La préménopause correspond à la phase de transition hormonale qui précède l’arrêt définitif des règles. Durant cette période, le fonctionnement des ovaires évolue progressivement. Comme l’expliquent Burger et al. (Menopause, 2008), la diminution de la réserve folliculaire modifie progressivement la production des hormones impliquées dans le cycle menstruel [1] :
- La sécrétion de progestérone, hormone qui stabilise la seconde partie du cycle, baisse en premier lorsque l’ovulation ne se produit pas régulièrement.
- Les œstrogènes, hormones qui stimulent la première partie du cycle, deviennent plus variables d’un mois à l’autre.

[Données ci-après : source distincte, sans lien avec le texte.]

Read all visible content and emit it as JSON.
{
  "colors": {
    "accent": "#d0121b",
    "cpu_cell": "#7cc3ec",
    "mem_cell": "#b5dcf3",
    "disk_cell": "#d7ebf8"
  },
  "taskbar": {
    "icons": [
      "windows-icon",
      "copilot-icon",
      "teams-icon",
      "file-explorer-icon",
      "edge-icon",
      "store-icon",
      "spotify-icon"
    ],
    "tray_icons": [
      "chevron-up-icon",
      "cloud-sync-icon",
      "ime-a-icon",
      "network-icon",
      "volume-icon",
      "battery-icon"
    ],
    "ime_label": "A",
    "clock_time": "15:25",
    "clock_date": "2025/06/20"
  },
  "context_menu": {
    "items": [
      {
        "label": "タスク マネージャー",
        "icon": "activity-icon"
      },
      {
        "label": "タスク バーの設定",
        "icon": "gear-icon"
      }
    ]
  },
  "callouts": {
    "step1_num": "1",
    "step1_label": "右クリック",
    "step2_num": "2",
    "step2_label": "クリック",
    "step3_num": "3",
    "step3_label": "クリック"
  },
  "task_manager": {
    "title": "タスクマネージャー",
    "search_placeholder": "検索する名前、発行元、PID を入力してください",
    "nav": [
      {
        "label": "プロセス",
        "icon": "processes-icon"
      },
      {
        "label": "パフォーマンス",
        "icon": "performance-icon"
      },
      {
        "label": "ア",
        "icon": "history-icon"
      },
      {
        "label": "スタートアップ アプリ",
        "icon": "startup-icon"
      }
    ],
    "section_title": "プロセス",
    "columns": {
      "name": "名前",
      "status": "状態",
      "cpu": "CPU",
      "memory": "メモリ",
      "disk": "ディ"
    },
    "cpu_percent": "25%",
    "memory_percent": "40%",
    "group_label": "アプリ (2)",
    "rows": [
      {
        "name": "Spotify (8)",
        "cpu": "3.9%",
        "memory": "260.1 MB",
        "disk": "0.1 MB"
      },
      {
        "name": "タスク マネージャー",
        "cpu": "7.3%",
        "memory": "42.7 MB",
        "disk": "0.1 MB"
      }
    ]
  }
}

Ces variations internes peuvent entraîner l’apparition de premiers symptômes, comme des menstruations moins régulières, un sommeil plus léger ou fragmenté, une fatigue inhabituelle ou les premières bouffées de chaleur. [2]
Combien de temps dure la préménopause ?
La préménopause ne suit pas un calendrier précis. Les ovaires voient leur fonctionnement évoluer lentement, sans rupture nette, ce qui explique l’alternance possible entre périodes stables et moments de fluctuations plus marquées.
Chez certaines femmes, les changements hormonaux peuvent débuter plusieurs mois avant l’arrêt définitif des règles.
Comme dit précédemment, cette durée variable dépend donc :
- du rythme de diminution des follicules ovariens,
- de la sensibilité individuelle aux variations des hormones.
Préménopause, périménopause et ménopause : quelle différence ?
Préménopause et périménopause désignent la même chose : la période de transition hormonale qui précède la ménopause. La périménopause est simplement le terme médical exact. Elle englobe les années durant lesquelles les cycles deviennent irréguliers, jusqu’à la dernière menstruation. [2]
La ménopause correspond ensuite à la cessation définitive des règles, confirmée après douze mois consécutifs sans saignement, en l’absence d’autre cause médicale.
Quels sont les symptômes fréquents de la préménopause ?
Pendant la préménopause, les symptômes évoluent différemment selon les femmes. Vous pouvez ressentir certains changements, sans qu’ils soient constants d’un cycle à l’autre :
- Les règles deviennent souvent moins prévisibles. Le cycle menstruel peut se raccourcir, s’allonger ou varier au niveau de l’abondance des saignements. Ces modifications sont liées à une ovulation plus irrégulière, à la baisse de la progestérone et aux variations de la FSH (hormone produite par l’hypophyse qui stimule les ovaires). [4]
- Des bouffées de chaleur peuvent apparaître. Elles sont associées aux variations rapides des œstrogènes et à leur influence sur la régulation thermique. [2] [5]
- Le sommeil peut devenir plus léger, avec des réveils nocturnes plus fréquents.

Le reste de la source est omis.